We have a tricky VPN question.

We have two sites. HQ and Office1. Office1 has a 2930 and the HQ has a watchguard. Both are VPN'd and working well.

We now have a 3rd office, Office2 which only has VPN access to the HQ site. Users in Office2 also need to access Office1. So...

Office1 <-> HQ <-> Office2

The watchguard supports this as does Office2. However I'm told that the 2930 only supports this if the other nodes are also Drayteks. You can view the VPN properties in the 2930 and click the MORE button under the remote network IP settings and add more IPs however they don't kick in unless speaking to other 2930s.

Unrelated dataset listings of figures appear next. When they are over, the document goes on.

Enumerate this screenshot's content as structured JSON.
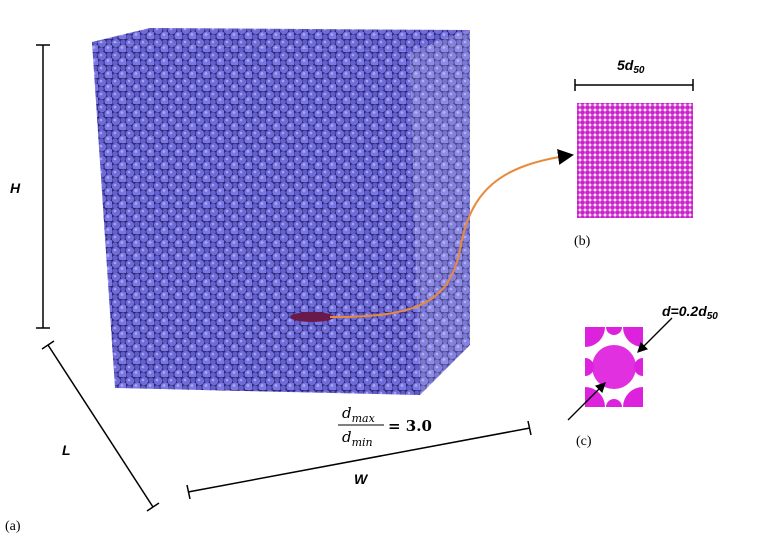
{
  "labels": {
    "height": "H",
    "length": "L",
    "width": "W"
  },
  "panel_a": {
    "label": "(a)",
    "ratio": {
      "num_base": "d",
      "num_sub": "max",
      "den_base": "d",
      "den_sub": "min",
      "value": "= 3.0"
    }
  },
  "panel_b": {
    "label": "(b)",
    "size_base": "5d",
    "size_sub": "50"
  },
  "panel_c": {
    "label": "(c)",
    "diameter_base": "d=0.2d",
    "diameter_sub": "50"
  }
}
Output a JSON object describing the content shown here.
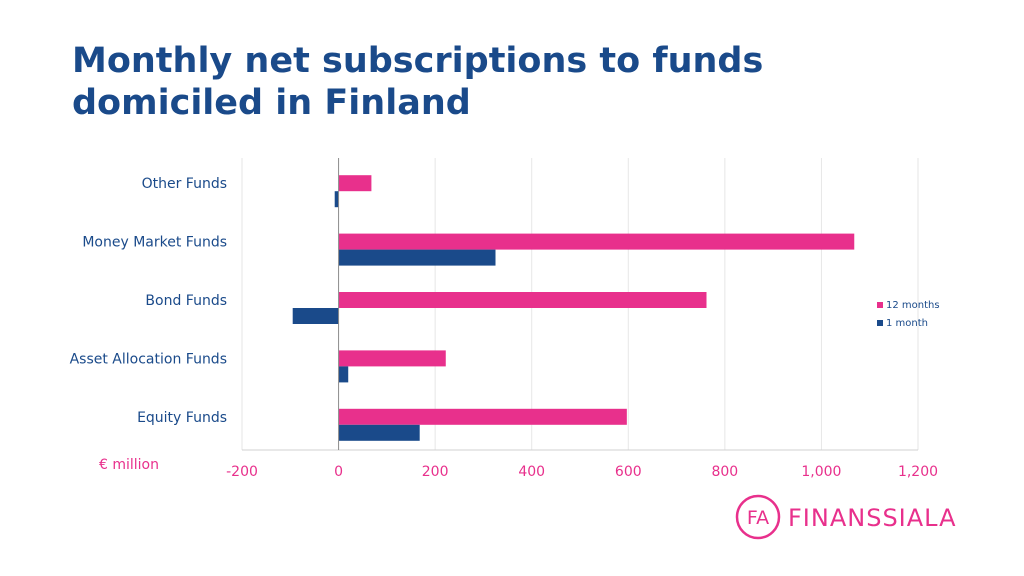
{
  "title_lines": [
    "Monthly net subscriptions to funds",
    "domiciled in Finland"
  ],
  "logo": {
    "mark": "FA",
    "name": "FINANSSIALA"
  },
  "colors": {
    "title": "#1a4a8a",
    "series_12m": "#e8308c",
    "series_1m": "#1a4a8a",
    "grid": "#e6e6e6"
  },
  "chart_data": {
    "type": "bar",
    "orientation": "horizontal",
    "categories": [
      "Other Funds",
      "Money Market Funds",
      "Bond Funds",
      "Asset Allocation Funds",
      "Equity Funds"
    ],
    "series": [
      {
        "name": "12 months",
        "color": "#e8308c",
        "values": [
          68,
          1068,
          762,
          222,
          597
        ]
      },
      {
        "name": "1 month",
        "color": "#1a4a8a",
        "values": [
          -8,
          325,
          -95,
          20,
          168
        ]
      }
    ],
    "unit_label": "€ million",
    "xlim": [
      -200,
      1200
    ],
    "ticks": [
      -200,
      0,
      200,
      400,
      600,
      800,
      1000,
      1200
    ],
    "tick_labels": [
      "-200",
      "0",
      "200",
      "400",
      "600",
      "800",
      "1,000",
      "1,200"
    ],
    "grid": true,
    "legend_position": "right"
  }
}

Is that correct? Anyone got this working?

Olly

We have, for example:

Small Office England <-> Head Office England <-> Europe Office

The Draytek in the Small Office, under Advanced VPN, knows that the Europe Office IP Range is reachable through the VPN to the Head Office.

So I think you should be able to get your Draytek working too, since, in this example, the Head OFfice and Europe office are using different manufacturers equipment (non-Draytek).

Regards, Neal

Hi Neil,

And can you confirm, on the draytek, have you just added the Europe Office IP range to the MORE section of the remote network IP section in the VPN settings?

Olly

Hi Olly, yes that is exactly it.

However, there may be need to be some settings on the next Firewall to allow throughput (in my example the Head Office).

Is there something in your watchguards to do this? (this kind of thing is beyond my current understanding, sorry)

Do you get any clues as to how far things are getting by using Draytek syslog and watchguard syslog, with some pings?